Auch schon in den Jahren zuvor hat die Landesregierung nach den Worten Galls immer wieder einseitig finanzielle Lasten auf die Kommunen abgewälzt. So wurden etwa die Einführungskosten für die EDV an Schulen den Kommunen aufgebürdet und die Landeszuschüsse an die Stadt- und Landkreise zur Schülerbeförderung um jährlich rd. 50 Mio. € gekürzt.

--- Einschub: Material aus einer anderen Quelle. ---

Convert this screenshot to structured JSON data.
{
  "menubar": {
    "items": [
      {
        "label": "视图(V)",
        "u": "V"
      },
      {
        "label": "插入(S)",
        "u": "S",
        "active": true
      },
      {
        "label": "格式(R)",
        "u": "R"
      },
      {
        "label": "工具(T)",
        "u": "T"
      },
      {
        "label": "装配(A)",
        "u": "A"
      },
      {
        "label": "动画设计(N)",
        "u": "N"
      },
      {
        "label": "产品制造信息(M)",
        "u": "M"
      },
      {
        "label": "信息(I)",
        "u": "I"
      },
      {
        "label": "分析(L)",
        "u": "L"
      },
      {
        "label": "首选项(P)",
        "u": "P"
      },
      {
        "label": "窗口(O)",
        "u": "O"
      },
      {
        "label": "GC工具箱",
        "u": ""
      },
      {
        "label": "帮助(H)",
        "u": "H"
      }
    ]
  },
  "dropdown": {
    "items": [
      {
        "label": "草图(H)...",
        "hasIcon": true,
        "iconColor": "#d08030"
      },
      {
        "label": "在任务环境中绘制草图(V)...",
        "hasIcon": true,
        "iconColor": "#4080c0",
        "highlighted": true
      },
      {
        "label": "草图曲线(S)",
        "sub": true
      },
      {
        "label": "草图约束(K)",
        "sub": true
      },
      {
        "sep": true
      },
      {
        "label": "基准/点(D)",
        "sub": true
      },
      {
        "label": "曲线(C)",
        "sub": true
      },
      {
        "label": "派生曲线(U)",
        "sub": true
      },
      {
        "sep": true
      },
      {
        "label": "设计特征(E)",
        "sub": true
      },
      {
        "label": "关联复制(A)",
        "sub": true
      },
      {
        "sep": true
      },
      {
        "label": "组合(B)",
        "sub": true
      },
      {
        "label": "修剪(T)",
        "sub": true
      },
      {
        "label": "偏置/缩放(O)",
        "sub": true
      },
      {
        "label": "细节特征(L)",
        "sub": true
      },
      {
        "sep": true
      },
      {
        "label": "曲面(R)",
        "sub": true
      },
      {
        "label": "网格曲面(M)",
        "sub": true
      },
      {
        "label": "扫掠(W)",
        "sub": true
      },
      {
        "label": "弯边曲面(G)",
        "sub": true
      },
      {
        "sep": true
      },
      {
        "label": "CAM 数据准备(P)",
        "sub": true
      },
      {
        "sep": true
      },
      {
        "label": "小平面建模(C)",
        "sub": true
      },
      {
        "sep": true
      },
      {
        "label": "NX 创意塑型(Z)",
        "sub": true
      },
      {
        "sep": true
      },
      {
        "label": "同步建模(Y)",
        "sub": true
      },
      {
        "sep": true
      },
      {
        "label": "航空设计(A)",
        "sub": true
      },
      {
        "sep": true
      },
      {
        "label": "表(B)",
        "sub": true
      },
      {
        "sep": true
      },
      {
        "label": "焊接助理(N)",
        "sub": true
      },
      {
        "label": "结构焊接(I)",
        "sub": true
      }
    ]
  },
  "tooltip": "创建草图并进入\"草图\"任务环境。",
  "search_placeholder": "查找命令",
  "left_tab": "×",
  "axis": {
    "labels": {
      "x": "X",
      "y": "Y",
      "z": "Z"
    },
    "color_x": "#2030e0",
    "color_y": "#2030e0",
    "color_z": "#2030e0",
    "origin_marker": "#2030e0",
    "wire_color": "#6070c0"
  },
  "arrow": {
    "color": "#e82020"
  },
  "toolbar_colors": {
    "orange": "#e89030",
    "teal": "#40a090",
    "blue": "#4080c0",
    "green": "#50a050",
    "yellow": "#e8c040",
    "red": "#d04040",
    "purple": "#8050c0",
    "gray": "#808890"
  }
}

Reinhold Gall: „Mit seiner kommunalfeindlichen Politik ist Erwin Teufel in ganz erheblichem Maße verantwortlich dafür, dass die Kommunen finanziell ausbluten. Dass er sich auch noch wie ein Schmarotzer aus den kommunalen Kassen bedient, ist verwerflich.“

Maßnahmen der SPD zur Stärkung der kommunalen Finanzkraft
Die sozialdemokratisch geführte Bundesregierung habe demgegenüber angesichts der schwierigen finanziellen Situation der Städte und Gemeinden bereits in diesem Jahr eine Reihe von Maßnahmen zur Stärkung der kommunalen Finanzkraft beschlossen:
– So erhielten die Kommunen des Landes bereits in diesem Sommer eine finanzielle Entlastung vom Bund von über 120 Mio. € aus dem so genannten Flutopferfonds.
– Die von der Bundesregierung geplanten, von Union und FDP im Bundesrat aber blockierten Maßnahmen zum Subventionsabbau hätten die Kommunen des Landes in den nächsten Jahren mit jährlich ansteigenden Mehreinnahmen von rd. 40 Mio. € in diesem Jahr bis zu 370 Mio. € im Jahr 2006 finanziell spürbar entlastet.
– Aus dem Bundesprogramm zur Förderung der schulischen Betreuungs- und Infrastruktur erhalten die Gemeinden und Städte Baden-Württembergs in den nächsten Jahren für entsprechende Bau- und Umbaumaßnahmen von Schulgebäuden über 528 Mio. €.
– Mit dem Bundesprogramm zum Ausbau der Kinderbetreuung werden den Kommunen des Landes für derartige Maßnahmen künftig jährlich etwa 200 Mio. € zusätzlich zur Verfügung stehen.
– Durch die Zusammenlegung von Arbeitslosen- und Sozialhilfe vom kommenden Jahr an will die Bundesregierung die Kommunen zusätzlich finanziell entlasten.
– Mit dem Grundsicherungsgesetz verhindere die Bundesregierung verschämte Altersarmut. Anders als die Kohl-Regierung damals bei der Einführung eines Rechtsanspruchs auf einen Kindergartenplatz für Dreijährige werde die Bundesregierung Aufwendungen der Kommunen bei der Grundsicherung abgelten.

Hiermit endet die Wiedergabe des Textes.